The Congo is Within Us. Inner Landscapes with Poetical Expressions and Political Effects in Albert Sánchez Piñol's 'Pandora al Congo

The Congo, with its vast tropical forests and gloomy landscapes, became the symbol of African topography due to the immense adventure and travel literature that enjoyed increasing popularity since the last third of the 19th century, helping to form the structures of European imagination in the epoch of colonialism. European modernity, in which solid administrations and more or less established borders of nation states defined the norms of individual behavior, left no place for the type of chivalrous adventures poeticized in the medieval epics and novels of the early modern age. This exciting spirit could only find expression on a continent where the European hero takes up his perceived right to suppress chaos by establishing his own order.

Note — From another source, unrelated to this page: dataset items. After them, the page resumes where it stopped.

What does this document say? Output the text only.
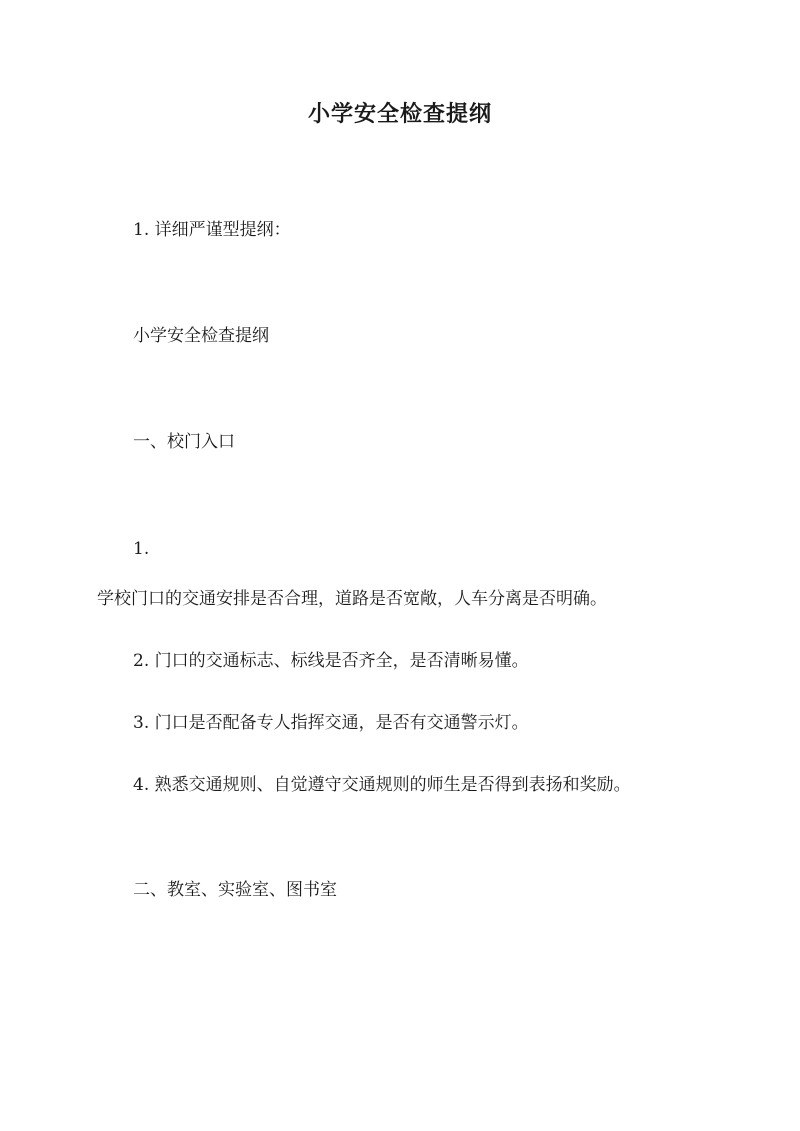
小学安全检查提纲
1. 详细严谨型提纲：
小学安全检查提纲
一、校门入口
1.
学校门口的交通安排是否合理，道路是否宽敞，人车分离是否明确。
2. 门口的交通标志、标线是否齐全，是否清晰易懂。
3. 门口是否配备专人指挥交通，是否有交通警示灯。
4. 熟悉交通规则、自觉遵守交通规则的师生是否得到表扬和奖励。
二、教室、实验室、图书室
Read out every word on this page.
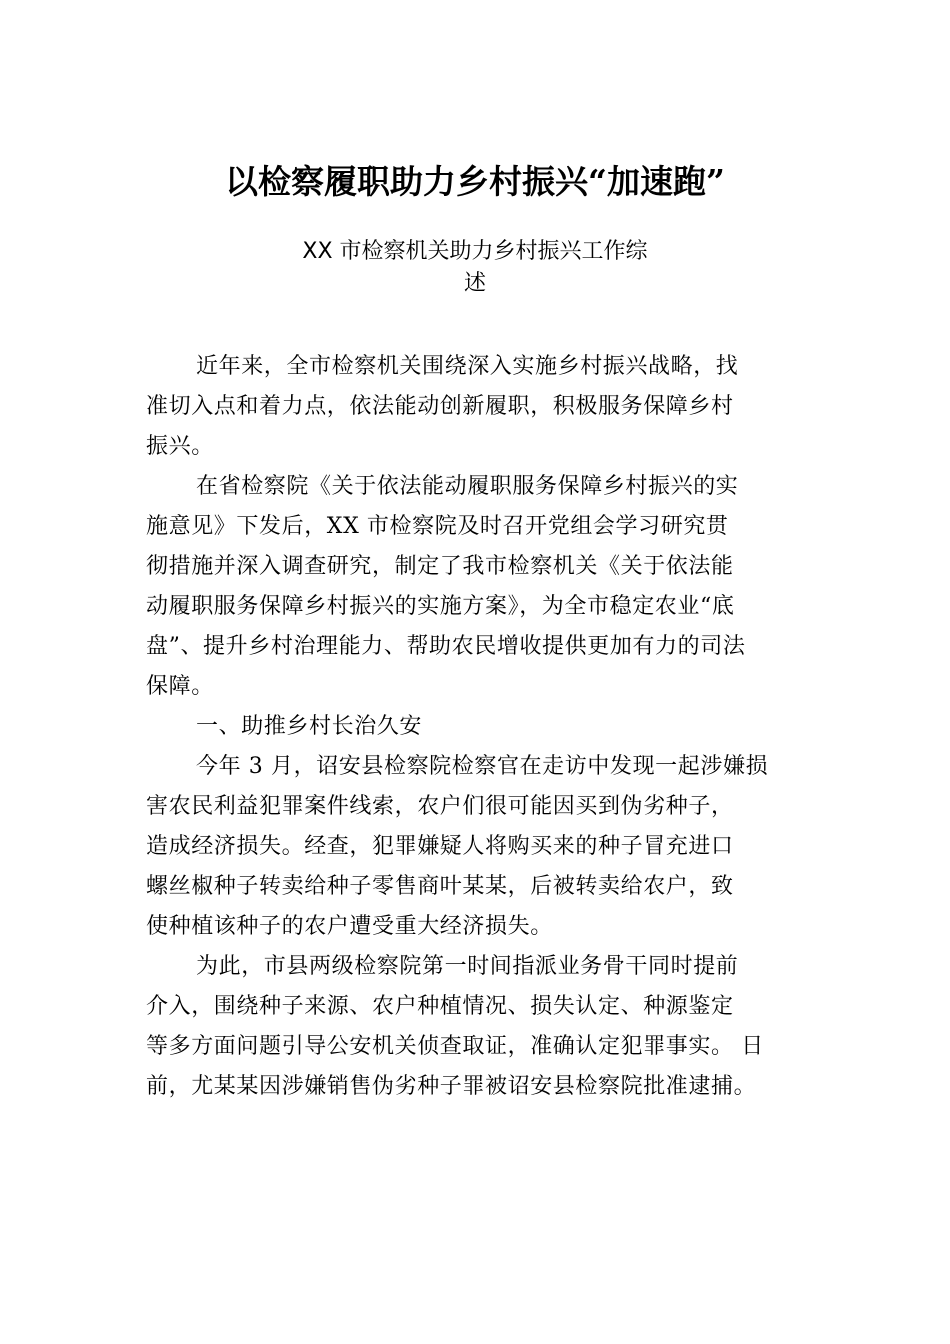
以检察履职助力乡村振兴“加速跑”
XX 市检察机关助力乡村振兴工作综
述
近年来，全市检察机关围绕深入实施乡村振兴战略，找
准切入点和着力点，依法能动创新履职，积极服务保障乡村
振兴。
在省检察院《关于依法能动履职服务保障乡村振兴的实
施意见》下发后，XX 市检察院及时召开党组会学习研究贯
彻措施并深入调查研究，制定了我市检察机关《关于依法能
动履职服务保障乡村振兴的实施方案》，为全市稳定农业“底
盘”、提升乡村治理能力、帮助农民增收提供更加有力的司法
保障。
一、助推乡村长治久安
今年 3 月，诏安县检察院检察官在走访中发现一起涉嫌损
害农民利益犯罪案件线索，农户们很可能因买到伪劣种子，
造成经济损失。经查，犯罪嫌疑人将购买来的种子冒充进口
螺丝椒种子转卖给种子零售商叶某某，后被转卖给农户，致
使种植该种子的农户遭受重大经济损失。
为此，市县两级检察院第一时间指派业务骨干同时提前
介入，围绕种子来源、农户种植情况、损失认定、种源鉴定
等多方面问题引导公安机关侦查取证，准确认定犯罪事实。 日
前，尤某某因涉嫌销售伪劣种子罪被诏安县检察院批准逮捕。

These are the historical and poetical conditions addressed through the use of strong metafictional elements in the novel Pandora al Congo (2005) by contemporary Catalan author Albert Sánchez Piñol. Beginning as a draft of a shabby colonial popular novel enjoyed by the youth of the emergent colonial empires, this postmodern pastiche covers a colonial perception of reality, distorting the skeptical view of the enlightened and critical observer. Anything that resists European common sense seems possible in the Congo, where civilized people defend mankind at a bloody border between culture and barbarism. Thus, the murderer, Garvey, who is presumed to be a reliable eye-witness, succeeds in freeing himself from any wrongdoing and is even celebrated as a Savior of mankind. Ultimately, he opens Pandora's Box to unleash the demons of prejudice and superstition.

On the eve of the First World War, even the vision of a living subterrestrial people who are about to make an assault on humanity appears conceivable. By weaving tropical landscapes with the magic of a fascinating and gruesome world, the novel puts Western views of Africa and the Congo on trial; one which has until now by no means lost its validity.